A third possibility, promoted by some analysts, is that India and Pakistan focus on narrowing their differences over Afghanistan with the aim of easing distrust in order to build momentum for a broader peace process. There are already some indications that the rivalry between the two in Afghanistan is easing. India has been somewhat circumspect about expanding its role in Afghanistan over the last couple of years; Pakistani officials talk increasingly of seeking a neutral and stable Afghanistan rather than a friendly and stable Afghanistan. That said, to rely on an easing of tensions over Afghanistan to underpin a broader peace process would leave them both hostage to fortune in a war whose outcome is highly unpredictable.
Ultimately — and this is where it will get very tricky if the peace process is to become irreversible — the two countries would need to tackle the big issues, including the future of Jammu and Kashmir.
Indian Prime Minister Singh and former Pakistan President Pervez Musharraf made considerable progress in resolving the dispute over Jammu and Kashmir, the former princely state which has been divided between the two countries since independence in 1947. Under a formula worked out by their envoys in secret back-channel talks by 2006/2007, the two countries agreed that there would be no redrawing of borders, but that borders would become irrelevant. The agreement foundered in part because Musharraf became embroiled in political problems at home which eventually forced him to step down.
Yet many details of that accord had yet to be worked out and even Musharraf admits that it would have taken a great deal of political courage from leaders on both sides of the border to translate that agreement in principle into reality.
One dispute whose resolution is frequently cited as a possible stepping stone to a broader peace deal is that over Siachen, the world’s highest battlefield, which lies in the mountainous, uninhabited edges of Jammu and Kashmir. The armies of India and Pakistan have fought each other in the mountains above the Siachen glacier since 1984, and despite a ceasefire agreed in 2003, their troops remain there, often posted at altitudes above 18,000 feet.
The technical details of a deal on Siachen were agreed years ago and many in both countries acknowledge it was a war which should never have been fought. If Singh were to accept Gilani’s invitation to visit Pakistan, an agreement on Siachen could in theory given him something of substance to announce there.
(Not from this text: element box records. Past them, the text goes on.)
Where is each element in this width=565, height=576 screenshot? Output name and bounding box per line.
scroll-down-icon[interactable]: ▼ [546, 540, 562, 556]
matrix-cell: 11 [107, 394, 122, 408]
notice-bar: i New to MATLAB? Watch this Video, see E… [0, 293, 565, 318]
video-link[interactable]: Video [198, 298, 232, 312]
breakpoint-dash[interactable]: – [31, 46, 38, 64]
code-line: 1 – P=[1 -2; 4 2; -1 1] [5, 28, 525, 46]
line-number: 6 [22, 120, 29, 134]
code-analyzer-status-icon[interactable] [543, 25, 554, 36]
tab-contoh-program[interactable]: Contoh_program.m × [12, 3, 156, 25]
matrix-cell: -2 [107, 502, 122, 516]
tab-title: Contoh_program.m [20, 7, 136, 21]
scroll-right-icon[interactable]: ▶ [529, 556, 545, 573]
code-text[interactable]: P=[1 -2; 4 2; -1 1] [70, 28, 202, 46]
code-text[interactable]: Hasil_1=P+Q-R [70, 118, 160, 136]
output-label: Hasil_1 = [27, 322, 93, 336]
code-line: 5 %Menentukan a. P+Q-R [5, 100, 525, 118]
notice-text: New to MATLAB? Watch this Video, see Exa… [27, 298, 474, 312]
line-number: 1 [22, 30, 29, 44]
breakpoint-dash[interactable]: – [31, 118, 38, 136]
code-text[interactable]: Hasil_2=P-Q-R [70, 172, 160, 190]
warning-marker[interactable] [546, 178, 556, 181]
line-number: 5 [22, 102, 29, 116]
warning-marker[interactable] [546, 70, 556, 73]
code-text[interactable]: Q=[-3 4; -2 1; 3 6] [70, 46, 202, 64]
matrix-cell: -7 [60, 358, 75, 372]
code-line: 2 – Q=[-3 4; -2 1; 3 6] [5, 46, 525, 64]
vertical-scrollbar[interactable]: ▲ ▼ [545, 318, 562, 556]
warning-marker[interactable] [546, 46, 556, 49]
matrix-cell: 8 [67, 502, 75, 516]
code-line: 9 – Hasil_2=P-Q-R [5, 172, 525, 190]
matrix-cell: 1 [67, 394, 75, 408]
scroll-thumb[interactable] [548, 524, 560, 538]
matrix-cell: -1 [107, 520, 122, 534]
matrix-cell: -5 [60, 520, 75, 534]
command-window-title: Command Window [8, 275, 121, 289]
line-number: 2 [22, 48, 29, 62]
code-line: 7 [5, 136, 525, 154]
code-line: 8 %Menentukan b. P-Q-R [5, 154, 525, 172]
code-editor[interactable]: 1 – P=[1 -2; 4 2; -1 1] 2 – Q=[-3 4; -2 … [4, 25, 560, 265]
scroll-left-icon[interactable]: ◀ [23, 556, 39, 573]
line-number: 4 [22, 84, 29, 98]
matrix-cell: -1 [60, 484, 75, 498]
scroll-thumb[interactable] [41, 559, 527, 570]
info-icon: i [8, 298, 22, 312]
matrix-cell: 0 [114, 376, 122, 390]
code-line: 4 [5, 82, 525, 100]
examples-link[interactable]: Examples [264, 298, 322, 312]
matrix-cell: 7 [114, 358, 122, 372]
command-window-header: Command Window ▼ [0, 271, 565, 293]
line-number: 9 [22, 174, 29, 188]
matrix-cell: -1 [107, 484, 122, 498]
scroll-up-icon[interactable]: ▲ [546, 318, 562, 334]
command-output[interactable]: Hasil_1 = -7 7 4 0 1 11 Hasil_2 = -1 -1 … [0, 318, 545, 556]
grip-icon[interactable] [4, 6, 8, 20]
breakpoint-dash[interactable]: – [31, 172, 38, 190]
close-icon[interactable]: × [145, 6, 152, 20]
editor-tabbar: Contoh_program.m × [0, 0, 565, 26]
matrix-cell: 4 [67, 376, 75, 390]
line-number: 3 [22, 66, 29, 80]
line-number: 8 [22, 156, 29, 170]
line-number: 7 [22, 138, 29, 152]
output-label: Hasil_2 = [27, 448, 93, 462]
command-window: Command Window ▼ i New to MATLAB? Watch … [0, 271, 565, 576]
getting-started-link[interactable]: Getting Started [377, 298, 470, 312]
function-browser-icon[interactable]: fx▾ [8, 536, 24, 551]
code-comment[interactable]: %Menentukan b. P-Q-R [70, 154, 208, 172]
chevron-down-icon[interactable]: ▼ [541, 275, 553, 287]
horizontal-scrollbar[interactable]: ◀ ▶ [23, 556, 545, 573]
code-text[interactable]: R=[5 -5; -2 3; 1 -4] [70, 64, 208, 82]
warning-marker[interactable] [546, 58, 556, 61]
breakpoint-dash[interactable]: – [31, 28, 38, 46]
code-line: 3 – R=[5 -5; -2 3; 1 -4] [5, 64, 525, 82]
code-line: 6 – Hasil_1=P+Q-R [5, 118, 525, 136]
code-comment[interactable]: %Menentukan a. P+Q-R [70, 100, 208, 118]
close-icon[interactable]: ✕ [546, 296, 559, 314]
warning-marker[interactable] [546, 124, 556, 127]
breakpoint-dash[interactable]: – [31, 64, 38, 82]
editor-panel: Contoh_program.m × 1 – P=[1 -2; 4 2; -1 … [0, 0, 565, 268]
Siachen, however, does not exist in isolation. Even since India and Pakistan fought a limited war in 1999 in the mountains above Kargil — which lies on the road linking the Kashmir Valley to Ladakh and the access route to Siachen — the battle over the world’s highest battlefield has become inextricably linked to the broader dispute over Jammu and Kashmir. However geographically remote the battle over Siachen may be, it cannot be resolved in isolation.
All in all, if this peace initiative is to succeed India and Pakistan will have to make progress on many different issues simultaneously though a combination of detailed structured negotiations between bureaucrats, informal contacts between their institutions, and high-level political support. But at the very least, we can say that process has started.